A Guide to Storing Scraped Data with Python

Web scraping is an efficient tool to gather large amounts of data for data science projects and depending on your goal, you’ll need to have that scraped data stored one way or another.

In this article, we’ll cover some common, efficient ways to store scraped data, such as storing the data in a file or in a database, and also a quick bonus. But let’s start with some considerations on the structure and consistency of the data.

Photo by Ruchindra Gunasekara on Unsplash

Structure and Consistency

Before you start scraping or even thinking about the best way to store your data, it’s essential to consider how the data will be structured and how you’ll make it consistent. The question here is: what will your data look like when the code stops running?

If you’re collecting data from several similar pages on the same website, then you’ll probably be able to store everything in the same table, but if you’re gathering data from very different sources, it may be easier to store them separately at first.

It’s also important to know the type of variables you’re storing. Is it text or numbers? And what is the plan if some field is missing on some particular page? If it’s a number, maybe it makes sense to use zero instead. If it’s text, you can just use any string to represent an empty field, such as “-”, for example.

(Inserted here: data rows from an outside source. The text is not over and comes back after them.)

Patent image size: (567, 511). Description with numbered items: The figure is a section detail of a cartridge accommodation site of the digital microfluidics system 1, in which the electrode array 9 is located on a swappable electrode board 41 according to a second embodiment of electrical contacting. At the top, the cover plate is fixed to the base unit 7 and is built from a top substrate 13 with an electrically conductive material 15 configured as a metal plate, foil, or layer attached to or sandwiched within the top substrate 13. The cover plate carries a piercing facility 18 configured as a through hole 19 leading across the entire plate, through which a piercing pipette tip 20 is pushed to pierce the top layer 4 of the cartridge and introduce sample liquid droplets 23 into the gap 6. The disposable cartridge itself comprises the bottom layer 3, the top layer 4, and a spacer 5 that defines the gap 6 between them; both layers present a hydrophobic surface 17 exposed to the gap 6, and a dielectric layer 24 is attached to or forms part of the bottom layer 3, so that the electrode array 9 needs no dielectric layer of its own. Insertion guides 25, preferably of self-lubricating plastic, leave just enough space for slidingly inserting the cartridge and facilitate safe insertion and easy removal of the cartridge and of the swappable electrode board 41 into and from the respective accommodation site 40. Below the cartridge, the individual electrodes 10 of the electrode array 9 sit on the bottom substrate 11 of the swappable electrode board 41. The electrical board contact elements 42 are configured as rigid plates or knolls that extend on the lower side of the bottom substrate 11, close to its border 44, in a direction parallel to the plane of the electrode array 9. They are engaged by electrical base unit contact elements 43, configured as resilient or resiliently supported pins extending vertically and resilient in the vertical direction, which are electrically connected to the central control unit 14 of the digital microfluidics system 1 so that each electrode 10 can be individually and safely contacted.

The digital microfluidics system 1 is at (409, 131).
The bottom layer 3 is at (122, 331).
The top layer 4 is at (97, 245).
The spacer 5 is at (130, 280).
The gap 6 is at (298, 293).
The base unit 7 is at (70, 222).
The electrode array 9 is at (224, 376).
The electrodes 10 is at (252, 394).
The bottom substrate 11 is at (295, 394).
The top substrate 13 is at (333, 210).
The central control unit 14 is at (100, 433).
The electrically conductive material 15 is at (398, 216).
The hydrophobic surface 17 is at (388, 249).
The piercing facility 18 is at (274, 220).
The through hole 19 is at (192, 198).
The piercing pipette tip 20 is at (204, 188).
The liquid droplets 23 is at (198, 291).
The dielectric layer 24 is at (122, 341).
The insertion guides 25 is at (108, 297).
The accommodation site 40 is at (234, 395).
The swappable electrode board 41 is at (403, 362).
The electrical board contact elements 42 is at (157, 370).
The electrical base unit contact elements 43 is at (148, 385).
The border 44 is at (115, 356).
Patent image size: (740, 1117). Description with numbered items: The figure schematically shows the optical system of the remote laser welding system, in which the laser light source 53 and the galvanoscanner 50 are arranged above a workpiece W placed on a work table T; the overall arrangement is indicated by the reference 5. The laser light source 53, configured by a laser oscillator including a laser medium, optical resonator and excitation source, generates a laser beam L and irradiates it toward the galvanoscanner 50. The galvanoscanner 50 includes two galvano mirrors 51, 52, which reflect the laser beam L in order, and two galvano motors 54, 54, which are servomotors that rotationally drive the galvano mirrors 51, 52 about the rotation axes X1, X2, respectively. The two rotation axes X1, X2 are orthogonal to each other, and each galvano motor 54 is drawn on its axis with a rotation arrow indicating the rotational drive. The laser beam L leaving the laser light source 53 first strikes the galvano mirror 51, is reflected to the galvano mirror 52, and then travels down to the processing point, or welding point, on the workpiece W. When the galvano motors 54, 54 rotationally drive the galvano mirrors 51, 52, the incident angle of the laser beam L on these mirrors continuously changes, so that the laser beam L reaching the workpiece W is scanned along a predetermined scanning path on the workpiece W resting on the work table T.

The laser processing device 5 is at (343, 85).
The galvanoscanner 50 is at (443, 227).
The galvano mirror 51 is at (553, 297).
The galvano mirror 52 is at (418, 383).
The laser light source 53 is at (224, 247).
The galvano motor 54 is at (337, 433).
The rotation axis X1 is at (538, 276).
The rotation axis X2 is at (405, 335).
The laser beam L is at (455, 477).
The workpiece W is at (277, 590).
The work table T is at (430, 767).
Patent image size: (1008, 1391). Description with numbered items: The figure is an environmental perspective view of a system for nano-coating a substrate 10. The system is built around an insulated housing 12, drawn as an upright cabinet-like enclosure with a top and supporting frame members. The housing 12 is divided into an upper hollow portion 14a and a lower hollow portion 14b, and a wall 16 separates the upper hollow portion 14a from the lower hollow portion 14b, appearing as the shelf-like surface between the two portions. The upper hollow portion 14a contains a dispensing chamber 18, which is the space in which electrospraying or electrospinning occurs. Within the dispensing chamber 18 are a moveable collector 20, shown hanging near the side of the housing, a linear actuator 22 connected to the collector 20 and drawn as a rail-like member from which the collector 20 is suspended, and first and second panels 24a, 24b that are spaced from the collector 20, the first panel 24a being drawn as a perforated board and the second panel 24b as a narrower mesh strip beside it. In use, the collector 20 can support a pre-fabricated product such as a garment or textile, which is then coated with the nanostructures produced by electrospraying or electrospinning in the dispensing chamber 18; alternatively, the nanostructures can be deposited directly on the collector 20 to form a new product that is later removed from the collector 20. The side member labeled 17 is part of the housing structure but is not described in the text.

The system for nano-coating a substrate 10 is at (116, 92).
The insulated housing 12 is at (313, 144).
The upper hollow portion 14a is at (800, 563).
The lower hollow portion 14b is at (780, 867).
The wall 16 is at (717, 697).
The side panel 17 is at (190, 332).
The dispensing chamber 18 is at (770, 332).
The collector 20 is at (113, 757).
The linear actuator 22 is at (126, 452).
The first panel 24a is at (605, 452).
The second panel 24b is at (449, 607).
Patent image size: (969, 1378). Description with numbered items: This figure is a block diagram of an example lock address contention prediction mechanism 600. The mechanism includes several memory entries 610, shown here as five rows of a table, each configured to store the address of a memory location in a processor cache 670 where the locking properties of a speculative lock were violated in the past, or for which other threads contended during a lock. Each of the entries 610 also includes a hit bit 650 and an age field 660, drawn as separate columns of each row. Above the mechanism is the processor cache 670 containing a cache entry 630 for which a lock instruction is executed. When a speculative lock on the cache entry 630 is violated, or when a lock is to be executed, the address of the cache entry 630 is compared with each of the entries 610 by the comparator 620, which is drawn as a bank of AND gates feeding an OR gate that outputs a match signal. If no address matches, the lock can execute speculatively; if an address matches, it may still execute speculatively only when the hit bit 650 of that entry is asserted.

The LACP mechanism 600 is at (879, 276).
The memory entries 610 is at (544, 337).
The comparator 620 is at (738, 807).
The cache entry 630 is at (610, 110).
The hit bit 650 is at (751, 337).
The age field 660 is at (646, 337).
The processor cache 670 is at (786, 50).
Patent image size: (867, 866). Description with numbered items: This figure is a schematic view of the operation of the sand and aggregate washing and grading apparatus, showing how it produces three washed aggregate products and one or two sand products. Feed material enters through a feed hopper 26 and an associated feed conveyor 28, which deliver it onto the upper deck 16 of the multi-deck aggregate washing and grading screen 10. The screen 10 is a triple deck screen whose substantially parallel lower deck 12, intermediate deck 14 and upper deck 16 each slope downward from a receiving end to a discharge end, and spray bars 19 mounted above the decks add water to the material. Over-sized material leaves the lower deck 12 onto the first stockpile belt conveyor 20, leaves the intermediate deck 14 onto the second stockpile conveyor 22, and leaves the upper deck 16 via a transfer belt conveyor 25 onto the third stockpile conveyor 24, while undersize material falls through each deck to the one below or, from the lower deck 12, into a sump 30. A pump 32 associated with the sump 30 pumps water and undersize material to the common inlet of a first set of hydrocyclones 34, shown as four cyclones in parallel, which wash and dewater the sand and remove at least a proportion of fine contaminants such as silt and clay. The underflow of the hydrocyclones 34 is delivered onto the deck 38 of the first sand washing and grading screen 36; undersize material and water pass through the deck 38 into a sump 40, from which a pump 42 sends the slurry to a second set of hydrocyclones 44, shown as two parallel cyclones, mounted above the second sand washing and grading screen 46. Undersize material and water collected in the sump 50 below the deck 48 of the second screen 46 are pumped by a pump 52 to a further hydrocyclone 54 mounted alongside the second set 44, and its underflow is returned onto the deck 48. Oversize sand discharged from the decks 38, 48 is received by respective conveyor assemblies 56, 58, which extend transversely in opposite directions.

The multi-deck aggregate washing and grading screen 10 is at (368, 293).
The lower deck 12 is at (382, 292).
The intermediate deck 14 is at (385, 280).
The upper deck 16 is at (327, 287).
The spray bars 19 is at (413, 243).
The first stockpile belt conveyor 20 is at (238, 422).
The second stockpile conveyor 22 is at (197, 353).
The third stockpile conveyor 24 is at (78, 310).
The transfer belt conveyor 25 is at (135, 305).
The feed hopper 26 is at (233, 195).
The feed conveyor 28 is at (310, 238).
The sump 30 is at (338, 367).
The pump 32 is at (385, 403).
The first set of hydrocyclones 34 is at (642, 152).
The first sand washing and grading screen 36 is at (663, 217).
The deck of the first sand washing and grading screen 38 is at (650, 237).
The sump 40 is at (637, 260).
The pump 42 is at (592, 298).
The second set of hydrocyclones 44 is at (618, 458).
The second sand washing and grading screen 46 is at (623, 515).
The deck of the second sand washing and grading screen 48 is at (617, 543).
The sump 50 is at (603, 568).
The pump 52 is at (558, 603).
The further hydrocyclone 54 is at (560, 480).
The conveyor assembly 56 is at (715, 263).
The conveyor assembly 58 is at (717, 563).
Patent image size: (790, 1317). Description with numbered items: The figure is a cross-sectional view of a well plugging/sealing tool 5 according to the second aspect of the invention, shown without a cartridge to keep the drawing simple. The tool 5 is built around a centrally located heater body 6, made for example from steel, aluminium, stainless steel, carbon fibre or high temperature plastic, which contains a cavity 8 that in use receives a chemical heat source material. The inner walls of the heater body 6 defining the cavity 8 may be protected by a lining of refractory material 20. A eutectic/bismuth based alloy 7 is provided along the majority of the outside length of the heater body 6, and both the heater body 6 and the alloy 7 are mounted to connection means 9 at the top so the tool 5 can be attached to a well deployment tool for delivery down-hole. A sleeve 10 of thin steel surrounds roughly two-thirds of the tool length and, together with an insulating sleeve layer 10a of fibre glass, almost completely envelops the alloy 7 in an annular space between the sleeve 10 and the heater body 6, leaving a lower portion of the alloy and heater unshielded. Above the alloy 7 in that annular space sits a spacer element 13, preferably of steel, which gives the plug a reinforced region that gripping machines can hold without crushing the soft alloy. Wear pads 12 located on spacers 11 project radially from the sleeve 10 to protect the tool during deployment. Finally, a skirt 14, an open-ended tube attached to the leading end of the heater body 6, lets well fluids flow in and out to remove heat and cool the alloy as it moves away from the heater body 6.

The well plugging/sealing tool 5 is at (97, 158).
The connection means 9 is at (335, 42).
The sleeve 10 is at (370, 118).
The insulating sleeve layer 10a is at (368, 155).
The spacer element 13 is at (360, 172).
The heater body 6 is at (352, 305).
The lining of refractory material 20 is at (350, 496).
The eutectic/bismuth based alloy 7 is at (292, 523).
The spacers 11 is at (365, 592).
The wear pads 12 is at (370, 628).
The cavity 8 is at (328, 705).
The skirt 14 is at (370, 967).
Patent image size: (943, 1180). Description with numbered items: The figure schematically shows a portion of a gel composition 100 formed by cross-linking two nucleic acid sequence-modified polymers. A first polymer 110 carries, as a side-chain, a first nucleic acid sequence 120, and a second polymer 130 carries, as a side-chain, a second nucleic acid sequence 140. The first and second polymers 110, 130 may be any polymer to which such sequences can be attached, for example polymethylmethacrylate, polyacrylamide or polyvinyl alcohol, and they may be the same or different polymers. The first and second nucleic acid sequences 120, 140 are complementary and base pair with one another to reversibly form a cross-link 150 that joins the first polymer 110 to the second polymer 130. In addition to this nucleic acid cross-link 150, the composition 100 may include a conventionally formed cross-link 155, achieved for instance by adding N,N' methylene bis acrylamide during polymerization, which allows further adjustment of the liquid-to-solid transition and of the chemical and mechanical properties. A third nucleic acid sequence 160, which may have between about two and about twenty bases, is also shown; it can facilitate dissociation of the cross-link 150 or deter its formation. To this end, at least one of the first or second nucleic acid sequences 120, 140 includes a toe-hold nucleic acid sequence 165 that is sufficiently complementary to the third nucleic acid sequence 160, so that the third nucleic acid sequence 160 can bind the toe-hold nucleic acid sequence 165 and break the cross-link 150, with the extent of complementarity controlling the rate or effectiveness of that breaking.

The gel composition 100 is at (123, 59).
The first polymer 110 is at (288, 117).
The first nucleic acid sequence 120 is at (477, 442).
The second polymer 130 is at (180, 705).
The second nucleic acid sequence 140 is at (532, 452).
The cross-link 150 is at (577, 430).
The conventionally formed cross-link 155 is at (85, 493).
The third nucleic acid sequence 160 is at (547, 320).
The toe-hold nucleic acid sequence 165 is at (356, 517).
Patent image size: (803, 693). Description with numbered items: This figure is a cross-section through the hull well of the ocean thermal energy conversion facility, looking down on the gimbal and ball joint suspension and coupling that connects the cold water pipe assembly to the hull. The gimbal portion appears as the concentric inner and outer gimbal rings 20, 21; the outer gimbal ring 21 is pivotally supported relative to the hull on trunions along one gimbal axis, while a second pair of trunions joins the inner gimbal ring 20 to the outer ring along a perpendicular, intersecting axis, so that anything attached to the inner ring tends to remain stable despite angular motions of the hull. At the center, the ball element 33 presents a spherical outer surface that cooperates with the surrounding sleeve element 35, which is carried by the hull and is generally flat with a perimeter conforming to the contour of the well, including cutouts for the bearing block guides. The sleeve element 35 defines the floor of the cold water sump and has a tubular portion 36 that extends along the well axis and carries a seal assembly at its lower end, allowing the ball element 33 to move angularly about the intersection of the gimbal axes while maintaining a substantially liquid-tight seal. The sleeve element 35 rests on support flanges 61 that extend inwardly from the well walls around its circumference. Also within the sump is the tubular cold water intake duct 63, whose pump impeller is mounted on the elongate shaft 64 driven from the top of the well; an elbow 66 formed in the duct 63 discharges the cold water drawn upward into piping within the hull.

But if that doesn’t make sense, replace it with an empty string like “”. No matter what you do, do something, or your data may turn out to be inconsistent since some rows will be longer than others and you won’t be able to trust the data you just scraped.

CSV Files

A Final Note on Consistency

In order to properly store data in a CSV file, you need to consider the separator. As the name says, comma-separated values — CSV is a file where the values are separated by commas. But if your data also has lots of commas, then your file will become a huge mess.

You can then either remove every comma from your data or use a different separator. If the commas are in numbers like “1,000,000”, then it might be easier to remove them since they won’t be useful. But if it’s the text that you’re scraping, then the commas might be relevant and it’s better to change the separator to a semi-colon, for instance.

DataFrame to CSV

The first way to create a CSV file with web scraping is to use the DataFrame.to_csv() method. This is pretty straightforward and just exports a DataFrame as a CSV file.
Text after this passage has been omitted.